Over the weekend, I had the opportunity to be able to give a Violin Concert at the Ordnance Correctional Facility for the inmates and staff. I couldn’t help but feel excited as security checked my equipment and allowed me to wheel my violin on a cart through the checkpoints. As the Lieutenant and Activity Coordinator escorted me, I continued to debate in my mind which piece to begin the concert.

We entered the gymnasium and I only had a few minutes to tune and set up before the inmates entered the room. As I tuned my violin and saw people come in I couldn’t help but crack a smile because I’ve always wanted to play in a Jail. I love bringing music to people. Especially in Nursing Homes, Hospice, Hospitals, and Gyms because I feel as musicians we can make a positive impact through sharing our talents.

The Activity Coordinator told me that male and female inmates are not often allowed in the same room so it was a treat for everyone to be together. After everyone sat down I introduced myself and said that I would play a variety of music ranging from Disney’s Frozen to Queen’s We Are the Champions. I began the concert with Summertime from Porgy and Bess and could feel the atmosphere in the room change as it does in Nursing Homes and Hospitals. Initially, I felt anxious yet in that moment I felt peace and warmth.

As the concert continued I could hear people singing as I played Take Me Out to The Ballgame and applause as I announced that I would play Hey Jude from the Beatles.

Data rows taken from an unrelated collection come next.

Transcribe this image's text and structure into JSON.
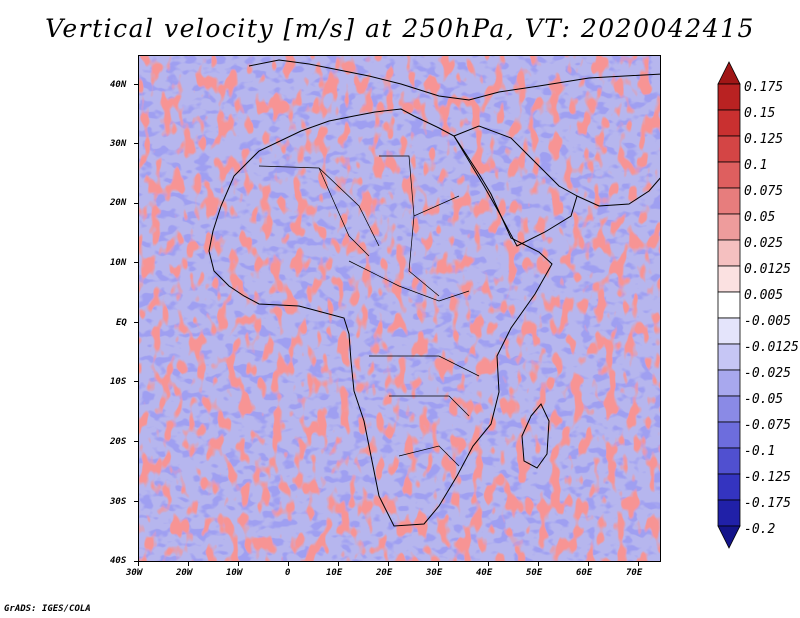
{
  "title": "Vertical velocity [m/s] at 250hPa, VT: 2020042415",
  "credit": "GrADS: IGES/COLA",
  "map": {
    "lon_range": [
      -30,
      75
    ],
    "lat_range": [
      -40,
      45
    ],
    "lat_labels": [
      "40N",
      "30N",
      "20N",
      "10N",
      "EQ",
      "10S",
      "20S",
      "30S",
      "40S"
    ],
    "lon_labels": [
      "30W",
      "20W",
      "10W",
      "0",
      "10E",
      "20E",
      "30E",
      "40E",
      "50E",
      "60E",
      "70E"
    ],
    "region": "Africa"
  },
  "colorbar": {
    "labels": [
      "0.175",
      "0.15",
      "0.125",
      "0.1",
      "0.075",
      "0.05",
      "0.025",
      "0.0125",
      "0.005",
      "-0.005",
      "-0.0125",
      "-0.025",
      "-0.05",
      "-0.075",
      "-0.1",
      "-0.125",
      "-0.175",
      "-0.2"
    ],
    "colors": [
      "#a01616",
      "#b92222",
      "#c93030",
      "#d44545",
      "#de5f5f",
      "#e77d7d",
      "#ee9c9c",
      "#f5c0c0",
      "#fbe1e1",
      "#ffffff",
      "#e4e4fb",
      "#c6c6f5",
      "#a8a8ee",
      "#8a8ae6",
      "#6d6ddd",
      "#5050d0",
      "#3434c0",
      "#2020a8",
      "#14148a"
    ]
  }
}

I remember laughing at one point from the surprised looks I received after I said I would play Free Bird. Yesterday was truly a joy and an experience I’ll never forget. I’m only one person with an acoustic violin yet the entire room sang and stomped their feet to the familiarity of songs from their past. Some of the inmates appreciated Disney’s Frozen because their family would watch the movie together and did not hesitate to belt out the lyrics and dance in their seats.

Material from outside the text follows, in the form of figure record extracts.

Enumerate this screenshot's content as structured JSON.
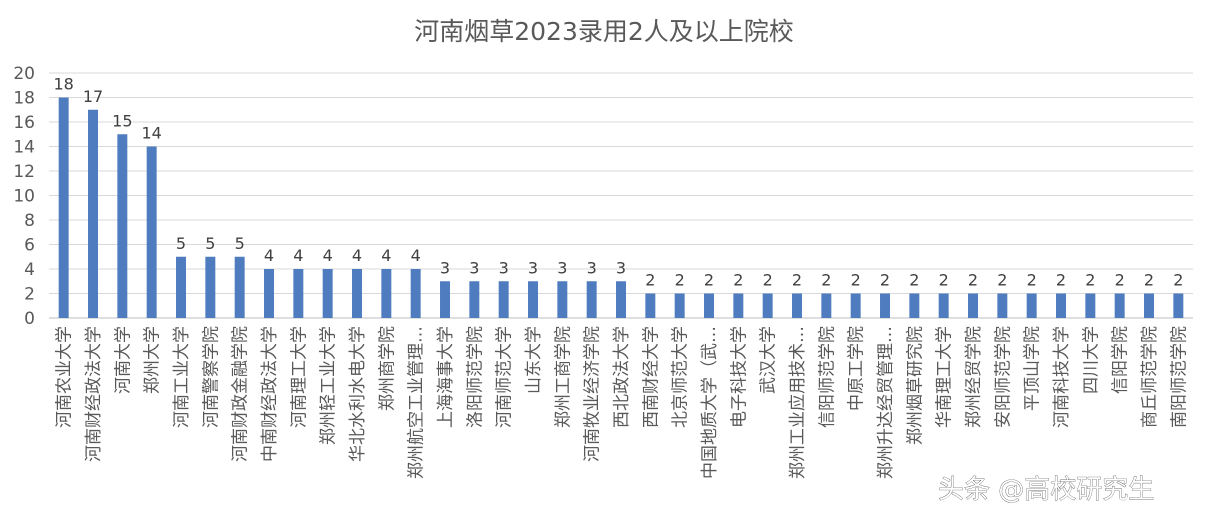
{
  "chart_data": {
    "type": "bar",
    "title": "河南烟草2023录用2人及以上院校",
    "xlabel": "",
    "ylabel": "",
    "ylim": [
      0,
      20
    ],
    "yticks": [
      0,
      2,
      4,
      6,
      8,
      10,
      12,
      14,
      16,
      18,
      20
    ],
    "grid": true,
    "legend": "none",
    "bar_color": "#4E7CBF",
    "categories": [
      "河南农业大学",
      "河南财经政法大学",
      "河南大学",
      "郑州大学",
      "河南工业大学",
      "河南警察学院",
      "河南财政金融学院",
      "中南财经政法大学",
      "河南理工大学",
      "郑州轻工业大学",
      "华北水利水电大学",
      "郑州商学院",
      "郑州航空工业管理…",
      "上海海事大学",
      "洛阳师范学院",
      "河南师范大学",
      "山东大学",
      "郑州工商学院",
      "河南牧业经济学院",
      "西北政法大学",
      "西南财经大学",
      "北京师范大学",
      "中国地质大学（武…",
      "电子科技大学",
      "武汉大学",
      "郑州工业应用技术…",
      "信阳师范学院",
      "中原工学院",
      "郑州升达经贸管理…",
      "郑州烟草研究院",
      "华南理工大学",
      "郑州经贸学院",
      "安阳师范学院",
      "平顶山学院",
      "河南科技大学",
      "四川大学",
      "信阳学院",
      "商丘师范学院",
      "南阳师范学院"
    ],
    "values": [
      18,
      17,
      15,
      14,
      5,
      5,
      5,
      4,
      4,
      4,
      4,
      4,
      4,
      3,
      3,
      3,
      3,
      3,
      3,
      3,
      2,
      2,
      2,
      2,
      2,
      2,
      2,
      2,
      2,
      2,
      2,
      2,
      2,
      2,
      2,
      2,
      2,
      2,
      2
    ]
  },
  "watermark": "头条 @高校研究生"
}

I shared that my grandmother inspires me to continue playing music in the community and performing familiar songs. She struggles in her journey with Alzheimer’s and can no longer remember anything that happens short-term but can still recall all the words to her favorite hymns such as How Great Thou Art or music from her past.

At the end of the concert, one of the inmates told me her mother had Alzheimer’s and believed music could help families reconnect. Another inmate said she was glad I played music from Charlie Brown and said she had a great time. One inmate shared that he loved Free Bird and that it was one of his favorite songs growing up.